Был еще Степан, трубы печные клал, шабашил, только пьяный был все время. Сегодня он здоровый, по пояс голый, но опять же пьяный. Он сразу же согласился за немедленное и натуральное вознаграждение. Знал, как свой труд продавать. Оступился Степан, даже не дойдя до башни, и с крыши – прямо головой в колотый кирпич. Умер сразу, а Ваня только к ночи. Невесть какие фигуры, но все равно ЧП.

Трактор увез два Креста, начальство поехало в район. Дети Степана ревели, а в недалеком доме собрались старики с арсеналом в одно ружье, женщины плакали, и каждый сам по себе молился, неколлективно как-то. А солнышко светило и согревало всех одинаково. Крест преумножал его свет в своих простых линиях, которые были вечной силой, необоримой.
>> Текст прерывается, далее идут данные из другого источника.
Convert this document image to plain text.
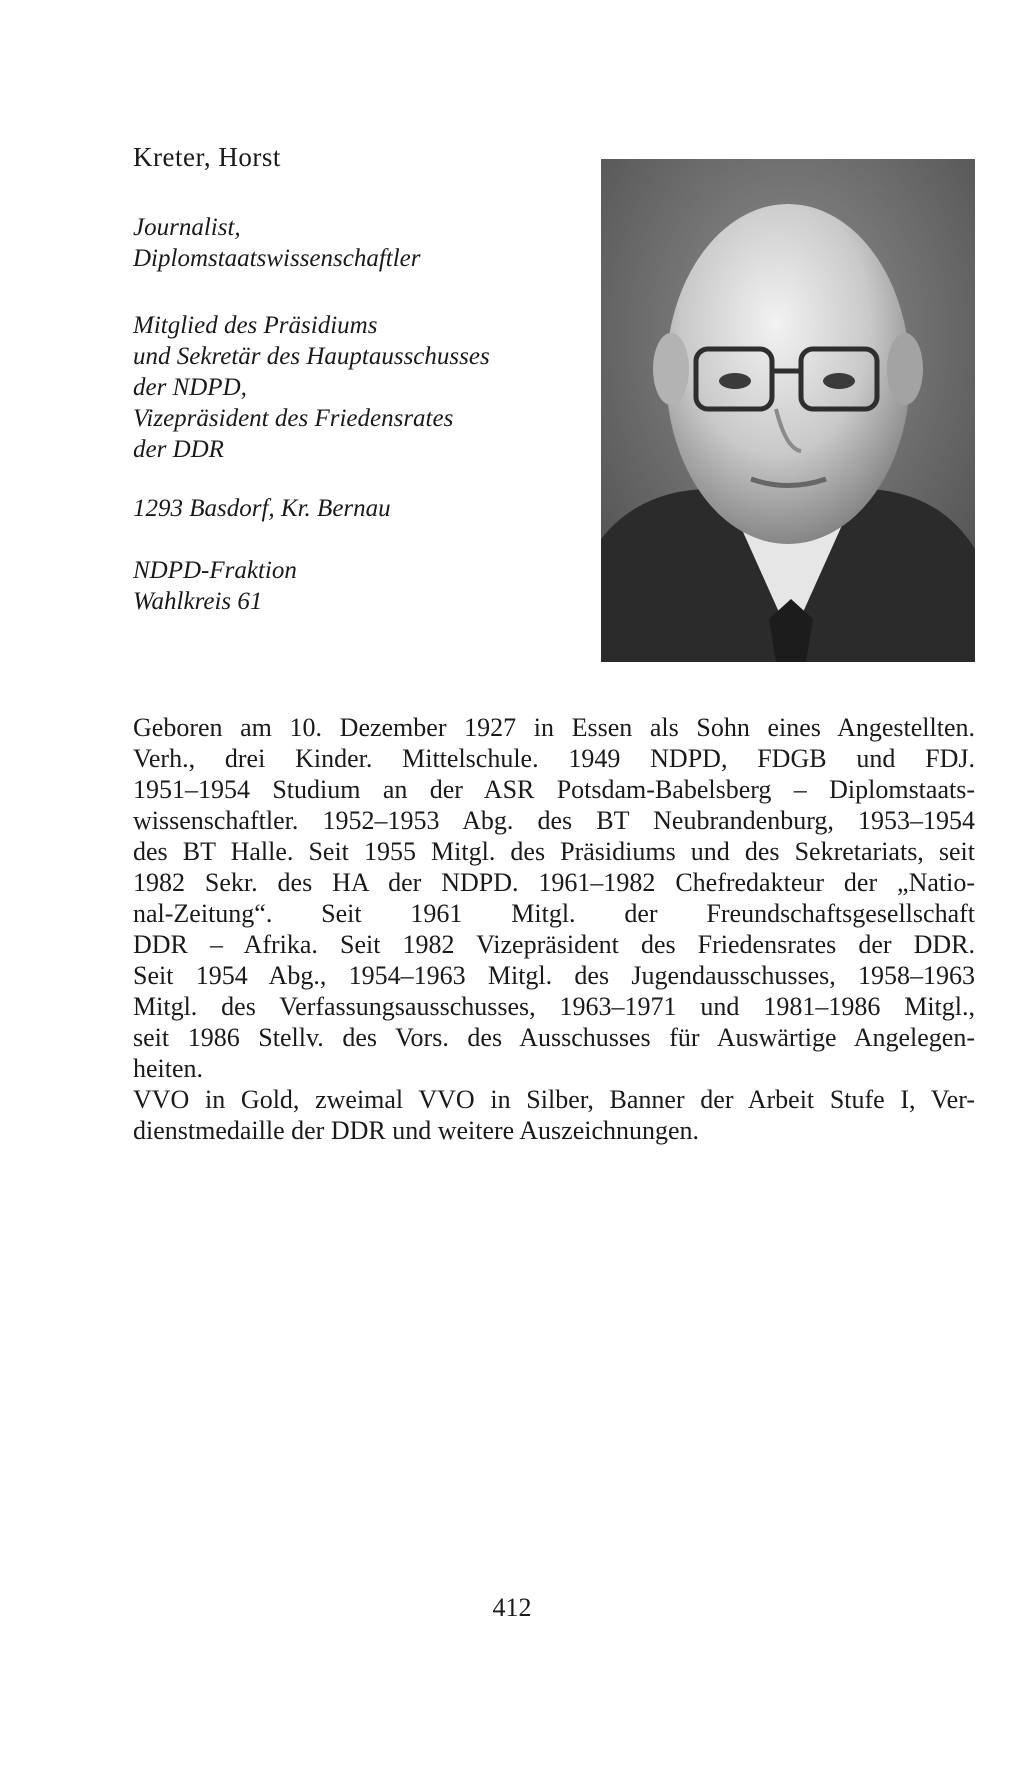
Kreter, Horst
Journalist,
Diplomstaatswissenschaftler
Mitglied des Präsidiums
und Sekretär des Hauptausschusses
der NDPD,
Vizepräsident des Friedensrates
der DDR
1293 Basdorf, Kr. Bernau
NDPD-Fraktion
Wahlkreis 61
Geboren am 10. Dezember 1927 in Essen als Sohn eines Angestellten.
Verh., drei Kinder. Mittelschule. 1949 NDPD, FDGB und FDJ.
1951–1954 Studium an der ASR Potsdam-Babelsberg – Diplomstaats-
wissenschaftler. 1952–1953 Abg. des BT Neubrandenburg, 1953–1954
des BT Halle. Seit 1955 Mitgl. des Präsidiums und des Sekretariats, seit
1982 Sekr. des HA der NDPD. 1961–1982 Chefredakteur der „Natio-
nal-Zeitung“. Seit 1961 Mitgl. der Freundschaftsgesellschaft
DDR – Afrika. Seit 1982 Vizepräsident des Friedensrates der DDR.
Seit 1954 Abg., 1954–1963 Mitgl. des Jugendausschusses, 1958–1963
Mitgl. des Verfassungsausschusses, 1963–1971 und 1981–1986 Mitgl.,
seit 1986 Stellv. des Vors. des Ausschusses für Auswärtige Angelegen-
heiten.
VVO in Gold, zweimal VVO in Silber, Banner der Arbeit Stufe I, Ver-
dienstmedaille der DDR und weitere Auszeichnungen.
412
Посланцы в район вернулись поздно, с намыленными шеями. Больше всего досталось партийным, оргвыводы обещали в ближайшее время. Завтра приедут военные, взорвут башню. Секретарь согласовал по всем сегодняшним событиям и всех уверил, что точно колдуют. Тротил – это то, что нужно.

Военные приехали только совсем далеко после обеда, на скрипящем и вонючем ЗИЛе, со своими лестницами. Погода хмурилась. Молоденький лейтенант дело свое разумел, с ящиками что-то мастерил, скручивал. Два солдата размотали провода, обмотав их вокруг башни, слезли, лестницы закинули в кузов. Лейтенант героически щелкнул пальцами, нажал кнопку и все свершилось. Полбашни вместе с Крестом сбросило на землю. Громыхнуло на всю долину, а может, и на морях услышали триумфаторов. Сельскому активу полегчало, разбредались уже потемну. Остался участковый, сидя верхом на мотоцикле, а в коляске еще кто-то виднелся, в военной фуражке. Участковый уехал, оставив спутника, но быстро вернулся с полной коляской поломанных ящиков и дубовыми дровишками. Он организовывал дежурство. Развели костер, чего-то достали съестного, где-то через час милиционер завел мотоцикл и уехал, в свете костра сидел одинокий сторож. На небе звезд не было, он курил и посвистывал от скуки.

***

С реки пришла свежесть, которую подтянули, похоже, два пацана, что ходили поставки на ночь расставлять. Подошли на огонек, видно, покурить клянчить. Показали сома, липкого, в тряпке, предложили на костре запечь, они знали массу способов. Сторож отказался, ему другого хотелось.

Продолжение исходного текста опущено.